On the Internet(s)

I sometimes think I expect too much. I’m reading McSweeney’s 54: The End of Trust, and thinking of my early (early 1990s) ideals around the Internet and personal computing, which were both evolving so rapidly.

Confession: I thought that everyone I knew would be doing AMAZING THINGS with this technology, especially once software and hardware evolved for key activities like music composition, video editing, digital painting, and more. I was certain that everyone I knew had a hidden composer/filmmaker/author/artist in them just WAITING to get out.
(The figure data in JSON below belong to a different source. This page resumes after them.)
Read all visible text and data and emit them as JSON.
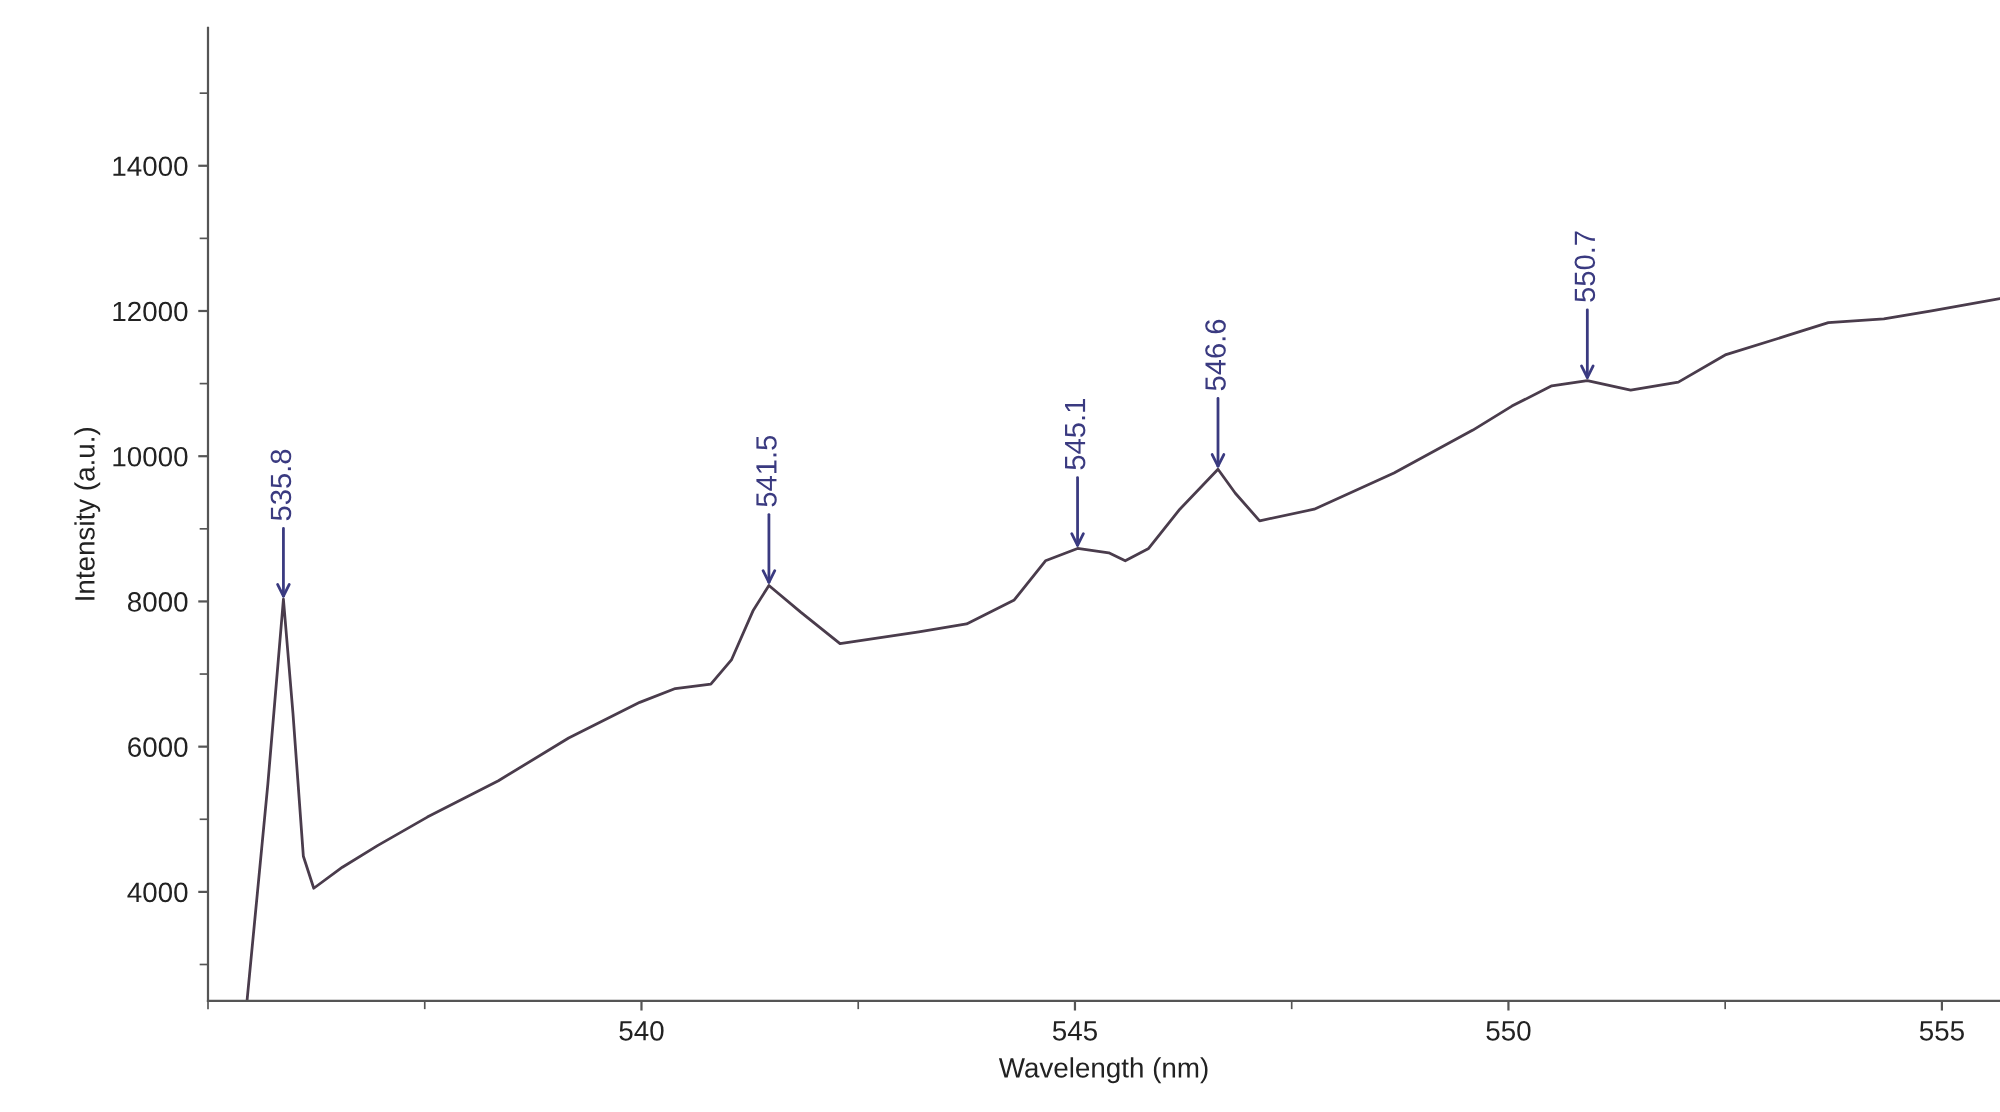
{
  "chart_data": {
    "type": "line",
    "xlabel": "Wavelength (nm)",
    "ylabel": "Intensity (a.u.)",
    "x": [
      535.45,
      535.69,
      535.87,
      535.98,
      536.1,
      536.22,
      536.55,
      536.96,
      537.53,
      538.35,
      539.16,
      539.98,
      540.39,
      540.8,
      541.04,
      541.29,
      541.47,
      541.84,
      542.29,
      543.2,
      543.75,
      544.3,
      544.66,
      545.03,
      545.39,
      545.58,
      545.85,
      546.21,
      546.65,
      546.85,
      547.13,
      547.76,
      548.68,
      549.59,
      550.04,
      550.5,
      550.91,
      551.41,
      551.96,
      552.51,
      553.24,
      553.69,
      554.33,
      554.88,
      555.67
    ],
    "series": [
      {
        "color": "#4a3c4c",
        "values": [
          2500,
          5480,
          8030,
          6460,
          4490,
          4050,
          4340,
          4640,
          5030,
          5530,
          6120,
          6610,
          6800,
          6860,
          7200,
          7880,
          8220,
          7850,
          7420,
          7580,
          7690,
          8020,
          8560,
          8730,
          8670,
          8560,
          8730,
          9270,
          9820,
          9490,
          9110,
          9270,
          9770,
          10360,
          10690,
          10970,
          11040,
          10910,
          11020,
          11400,
          11670,
          11840,
          11890,
          12000,
          12170
        ]
      }
    ],
    "xlim": [
      535,
      555.67
    ],
    "xticks": [
      540,
      545,
      550,
      555
    ],
    "ylim": [
      2500,
      15900
    ],
    "yticks": [
      4000,
      6000,
      8000,
      10000,
      12000,
      14000
    ],
    "grid": false,
    "legend": false,
    "marker": "none",
    "line_style": "solid",
    "annotations": [
      {
        "text": "535.8",
        "x": 535.87,
        "y": 8030
      },
      {
        "text": "541.5",
        "x": 541.47,
        "y": 8220
      },
      {
        "text": "545.1",
        "x": 545.03,
        "y": 8730
      },
      {
        "text": "546.6",
        "x": 546.65,
        "y": 9820
      },
      {
        "text": "550.7",
        "x": 550.91,
        "y": 11040
      }
    ]
  }
}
But… it’s 2020, and most people I know use this truly amazing content creation/sharing infrastructure to: post photos of their (purchased meals), post photos of themself drunk, make their children self-conscious by “sharenting” (oversharing as parents), repost unreliable information found on unreliable source pages of dubious origin, or watch (and repost) cat videos.

*me staring at the reader with alarmed expression*

Yes, there is some nice citizen science stuff, and the libraries are doing a great job, but I EXPECTED that.

No, really, I didn’t expect [gestures toward the screen] this. I thought tech would revolutionize education and communication and film and science in ways that… HAVE NOT HAPPENED. I did not anticipate “social media” where people talk about themselves endlessly, and misrepresent how they look and live to their “friends.” I was not cynical enough to envision paid “influencers” peddling products. I would not have anticipated the web being used to hype imaginary events like the Fyre Festival. I did not think so many people had an inner scam compulsion and/or marketing ambition and/or cat obsession to resolve.

I… feel like such a wacky optimist.

ANYWAY, the End of Trust is really good, and I can tell because I am using up tape flags over things I want to dwell on further. It’s a great sign. I’ll write about it, of course.